Poker is without a doubt the most complex game I have ever played and the hardest thing that I’ve tried to get truly great at. Most of my life, I had felt like a big fish in a small pond. I very rarely was intimidated or had the feeling like I was dealing with someone who was significantly more intelligent than I was. But that changed when I started playing competitive poker. The World Series of Poker, particularly the main event, is the biggest pond I’ve found. It is the ocean. And I am quite often at tables with players who make me think that they are thinking on levels that I didn’t even know exist.
For all these reasons, I love poker. But after years of being in the industry and seeing the dark side of the game and the lifestyle, I can’t escape the feeling that poker has turned from a rather small and secluded social problem to a HUGE social vice. Each day, the majority of the hundreds of thousands of real money players online will lose money. Unlike other forms of accepted social vices, none of that money is going to taxes to support schools. Very little of it is even going to minority of payers who CAN beat the game. Aucun, the majority of the money in poker is going into the offshore bank accounts of the operators who have succeeded where I had failed a decade ago.
Being a highly-televised poker player, I often wonder how many college kids out there have dropped out of school because they were inspired by ESPN footage of The Crew. Et maintenant, long busted, are grinding away at a crappy job and trying to scrap together their next microroll. There’s bound to be a few… when you’re dealing with very small percentages of very large numbers, the result is still pretty daunting.
I’m convinced that in the future, we will see a fundamental change in the way online poker is played. I believe that poker will become a game where it’s impossible to lose. But at the same time, it will be possible to win much more than it is now. This will become possible because free poker sites will continue to develop and will eventually capture the market. It is already the case that there is a much higher percentage of free money poker players than real money payers online.
As free poker sites get better at figuring out how to convert their free poker player traffic into real money, they will eventually be able to offer higher potential rewards than real money cardrooms. I don’t believe that any of these sites will be making money off of a “membership fee”, which for now seems to be the trend. In my opinion, that really isn’t changing the fact that the site is a gambling site at all… it’s just a gambling site which imposes a very low loss-limit.

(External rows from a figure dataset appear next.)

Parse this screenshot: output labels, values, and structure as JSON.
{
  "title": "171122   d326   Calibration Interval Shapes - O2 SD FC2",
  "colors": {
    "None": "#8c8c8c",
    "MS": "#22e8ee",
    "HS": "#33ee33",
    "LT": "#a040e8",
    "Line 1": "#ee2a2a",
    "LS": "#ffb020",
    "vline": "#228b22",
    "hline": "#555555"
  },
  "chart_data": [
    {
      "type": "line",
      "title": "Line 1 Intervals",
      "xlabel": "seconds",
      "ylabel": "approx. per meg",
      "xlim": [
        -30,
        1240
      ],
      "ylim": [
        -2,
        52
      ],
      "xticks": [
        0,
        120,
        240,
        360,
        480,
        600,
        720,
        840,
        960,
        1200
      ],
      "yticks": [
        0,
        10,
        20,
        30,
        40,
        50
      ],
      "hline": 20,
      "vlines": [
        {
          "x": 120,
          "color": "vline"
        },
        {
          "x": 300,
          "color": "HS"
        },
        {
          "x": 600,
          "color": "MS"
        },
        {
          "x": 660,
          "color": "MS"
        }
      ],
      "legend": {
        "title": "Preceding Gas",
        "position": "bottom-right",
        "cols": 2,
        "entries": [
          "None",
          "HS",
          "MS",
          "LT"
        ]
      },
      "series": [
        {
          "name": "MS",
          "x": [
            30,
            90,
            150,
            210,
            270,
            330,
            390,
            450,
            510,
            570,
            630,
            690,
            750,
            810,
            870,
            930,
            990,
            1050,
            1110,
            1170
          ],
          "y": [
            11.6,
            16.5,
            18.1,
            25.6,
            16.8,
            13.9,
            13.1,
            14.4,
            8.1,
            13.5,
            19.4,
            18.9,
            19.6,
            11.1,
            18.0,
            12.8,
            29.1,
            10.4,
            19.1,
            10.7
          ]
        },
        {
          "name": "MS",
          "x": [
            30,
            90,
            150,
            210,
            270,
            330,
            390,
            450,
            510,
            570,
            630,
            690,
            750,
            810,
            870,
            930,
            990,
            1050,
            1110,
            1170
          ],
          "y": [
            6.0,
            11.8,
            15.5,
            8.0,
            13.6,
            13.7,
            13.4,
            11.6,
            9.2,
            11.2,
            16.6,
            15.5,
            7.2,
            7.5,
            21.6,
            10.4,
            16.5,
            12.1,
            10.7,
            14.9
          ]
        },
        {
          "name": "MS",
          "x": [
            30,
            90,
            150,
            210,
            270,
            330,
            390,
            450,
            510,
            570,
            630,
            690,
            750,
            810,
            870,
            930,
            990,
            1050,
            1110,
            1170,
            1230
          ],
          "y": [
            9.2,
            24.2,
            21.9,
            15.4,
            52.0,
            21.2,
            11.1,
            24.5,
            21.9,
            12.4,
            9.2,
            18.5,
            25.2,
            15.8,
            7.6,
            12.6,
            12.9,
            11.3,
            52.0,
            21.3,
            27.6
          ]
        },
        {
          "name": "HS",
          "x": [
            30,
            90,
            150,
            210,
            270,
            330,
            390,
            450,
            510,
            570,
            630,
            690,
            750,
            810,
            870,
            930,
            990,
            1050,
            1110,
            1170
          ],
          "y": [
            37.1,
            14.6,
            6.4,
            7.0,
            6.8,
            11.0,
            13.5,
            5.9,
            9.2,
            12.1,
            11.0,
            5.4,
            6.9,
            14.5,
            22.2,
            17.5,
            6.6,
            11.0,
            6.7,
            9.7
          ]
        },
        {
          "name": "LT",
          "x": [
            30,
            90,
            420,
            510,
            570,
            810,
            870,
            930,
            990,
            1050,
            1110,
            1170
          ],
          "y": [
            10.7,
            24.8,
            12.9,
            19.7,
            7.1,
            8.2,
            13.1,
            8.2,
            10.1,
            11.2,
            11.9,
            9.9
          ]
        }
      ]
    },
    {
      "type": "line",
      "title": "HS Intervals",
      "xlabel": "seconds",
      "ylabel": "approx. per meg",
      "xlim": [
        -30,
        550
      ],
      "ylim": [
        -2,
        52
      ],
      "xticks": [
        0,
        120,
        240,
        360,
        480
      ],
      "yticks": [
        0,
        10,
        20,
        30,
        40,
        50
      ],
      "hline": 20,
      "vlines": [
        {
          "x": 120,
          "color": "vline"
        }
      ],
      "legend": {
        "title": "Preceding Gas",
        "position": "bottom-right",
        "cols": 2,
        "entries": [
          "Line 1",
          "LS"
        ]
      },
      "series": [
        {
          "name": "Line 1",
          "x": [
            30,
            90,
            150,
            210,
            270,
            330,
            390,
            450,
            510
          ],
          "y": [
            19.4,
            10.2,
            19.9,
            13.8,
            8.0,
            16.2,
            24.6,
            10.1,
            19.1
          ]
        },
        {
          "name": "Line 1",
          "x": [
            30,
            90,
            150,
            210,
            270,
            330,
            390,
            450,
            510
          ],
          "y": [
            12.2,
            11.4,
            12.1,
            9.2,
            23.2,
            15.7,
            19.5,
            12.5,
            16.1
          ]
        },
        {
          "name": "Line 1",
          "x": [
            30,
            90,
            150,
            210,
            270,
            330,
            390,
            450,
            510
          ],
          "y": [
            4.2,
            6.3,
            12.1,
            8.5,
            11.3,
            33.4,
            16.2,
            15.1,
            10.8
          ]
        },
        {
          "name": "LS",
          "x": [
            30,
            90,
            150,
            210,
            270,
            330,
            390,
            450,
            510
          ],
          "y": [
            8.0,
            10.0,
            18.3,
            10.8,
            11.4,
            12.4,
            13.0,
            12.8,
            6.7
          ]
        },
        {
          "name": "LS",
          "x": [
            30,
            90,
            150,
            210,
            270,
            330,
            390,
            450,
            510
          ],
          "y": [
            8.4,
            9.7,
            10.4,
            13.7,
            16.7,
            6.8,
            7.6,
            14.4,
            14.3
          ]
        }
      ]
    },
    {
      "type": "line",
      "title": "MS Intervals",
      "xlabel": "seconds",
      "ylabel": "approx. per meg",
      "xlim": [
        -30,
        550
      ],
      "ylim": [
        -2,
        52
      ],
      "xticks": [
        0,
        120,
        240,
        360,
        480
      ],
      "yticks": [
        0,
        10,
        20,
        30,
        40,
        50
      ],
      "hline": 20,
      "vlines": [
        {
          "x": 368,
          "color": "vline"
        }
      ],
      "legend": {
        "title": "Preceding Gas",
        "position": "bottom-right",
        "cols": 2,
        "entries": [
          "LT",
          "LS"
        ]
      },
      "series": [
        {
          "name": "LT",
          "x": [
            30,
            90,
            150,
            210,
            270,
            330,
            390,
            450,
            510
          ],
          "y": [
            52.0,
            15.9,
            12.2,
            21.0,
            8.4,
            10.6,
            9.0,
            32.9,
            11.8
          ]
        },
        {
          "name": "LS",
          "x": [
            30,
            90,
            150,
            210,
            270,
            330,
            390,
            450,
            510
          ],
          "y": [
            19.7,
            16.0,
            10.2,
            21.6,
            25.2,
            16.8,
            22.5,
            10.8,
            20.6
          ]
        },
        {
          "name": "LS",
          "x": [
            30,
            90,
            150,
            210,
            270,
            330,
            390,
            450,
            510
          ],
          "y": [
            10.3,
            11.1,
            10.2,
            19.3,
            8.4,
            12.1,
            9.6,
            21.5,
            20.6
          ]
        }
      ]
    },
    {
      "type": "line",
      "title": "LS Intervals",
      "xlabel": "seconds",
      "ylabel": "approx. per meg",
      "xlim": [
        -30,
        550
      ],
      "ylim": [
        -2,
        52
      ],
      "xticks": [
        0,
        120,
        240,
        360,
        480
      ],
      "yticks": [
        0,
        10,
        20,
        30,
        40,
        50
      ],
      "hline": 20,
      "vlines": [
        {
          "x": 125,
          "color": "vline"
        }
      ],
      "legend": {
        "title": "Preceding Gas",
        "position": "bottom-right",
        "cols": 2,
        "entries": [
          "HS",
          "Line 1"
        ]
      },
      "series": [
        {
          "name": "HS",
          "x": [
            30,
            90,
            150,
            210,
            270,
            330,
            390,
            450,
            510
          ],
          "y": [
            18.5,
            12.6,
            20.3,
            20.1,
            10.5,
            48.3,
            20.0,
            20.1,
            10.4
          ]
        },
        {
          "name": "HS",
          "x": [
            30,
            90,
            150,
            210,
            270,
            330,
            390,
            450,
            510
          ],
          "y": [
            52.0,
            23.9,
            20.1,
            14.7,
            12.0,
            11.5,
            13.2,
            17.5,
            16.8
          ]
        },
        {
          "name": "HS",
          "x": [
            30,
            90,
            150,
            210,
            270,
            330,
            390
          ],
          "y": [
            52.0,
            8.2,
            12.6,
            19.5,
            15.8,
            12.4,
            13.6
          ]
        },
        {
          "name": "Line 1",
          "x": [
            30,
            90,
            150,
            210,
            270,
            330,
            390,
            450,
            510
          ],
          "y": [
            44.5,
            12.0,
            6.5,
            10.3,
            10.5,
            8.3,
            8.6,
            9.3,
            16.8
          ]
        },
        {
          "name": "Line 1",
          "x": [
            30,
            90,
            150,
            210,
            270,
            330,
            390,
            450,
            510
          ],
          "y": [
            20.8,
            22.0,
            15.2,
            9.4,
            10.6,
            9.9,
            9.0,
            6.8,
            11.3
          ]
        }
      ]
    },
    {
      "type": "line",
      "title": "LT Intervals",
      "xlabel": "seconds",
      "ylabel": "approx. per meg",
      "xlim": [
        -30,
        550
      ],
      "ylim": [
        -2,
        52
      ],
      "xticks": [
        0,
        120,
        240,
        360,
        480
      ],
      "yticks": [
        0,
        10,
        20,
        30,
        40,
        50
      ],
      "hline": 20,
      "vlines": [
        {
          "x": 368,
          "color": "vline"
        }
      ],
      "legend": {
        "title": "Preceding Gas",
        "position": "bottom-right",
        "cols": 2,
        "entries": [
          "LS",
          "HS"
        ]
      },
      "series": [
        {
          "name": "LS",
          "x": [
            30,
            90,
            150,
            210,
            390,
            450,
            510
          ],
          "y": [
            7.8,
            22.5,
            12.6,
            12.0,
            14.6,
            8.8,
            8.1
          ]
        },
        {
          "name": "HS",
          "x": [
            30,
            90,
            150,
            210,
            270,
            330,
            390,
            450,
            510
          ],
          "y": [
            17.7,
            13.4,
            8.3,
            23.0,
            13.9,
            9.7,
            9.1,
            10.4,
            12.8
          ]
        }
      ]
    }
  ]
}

This type of membership-based cardroom is a step in the right direction, Bien que. I’ve already even joined the boat by converting one of my poker domain names into an NLOP skin. The site is called PokerZero.com. Check it out to see an example of where I think poker is going. And if you want to get inside my head a little more, please check out my blog at DutchBoyd.com.
Dutch Boyd is a professional poker player with close to $2 million in lifetime winnings. Dutch won his world series of poker event in a $2500 six-handed NL event in 2006. Away from the tables, he is a domainer and web developer and is constantly buying and selling poker domain names and websites. He also occasionally does work as a consultant and is also available for speaking engagements and offering expert witness testimony.
Dutch was born in Warrensburg, Missouri and raised in Columbia (home to three other WSOP bracelet winners). He graduated from Mizzou’s law school in 1999 at the age of 18. He currently lives in Las Vegas with his girlfriend, Michele.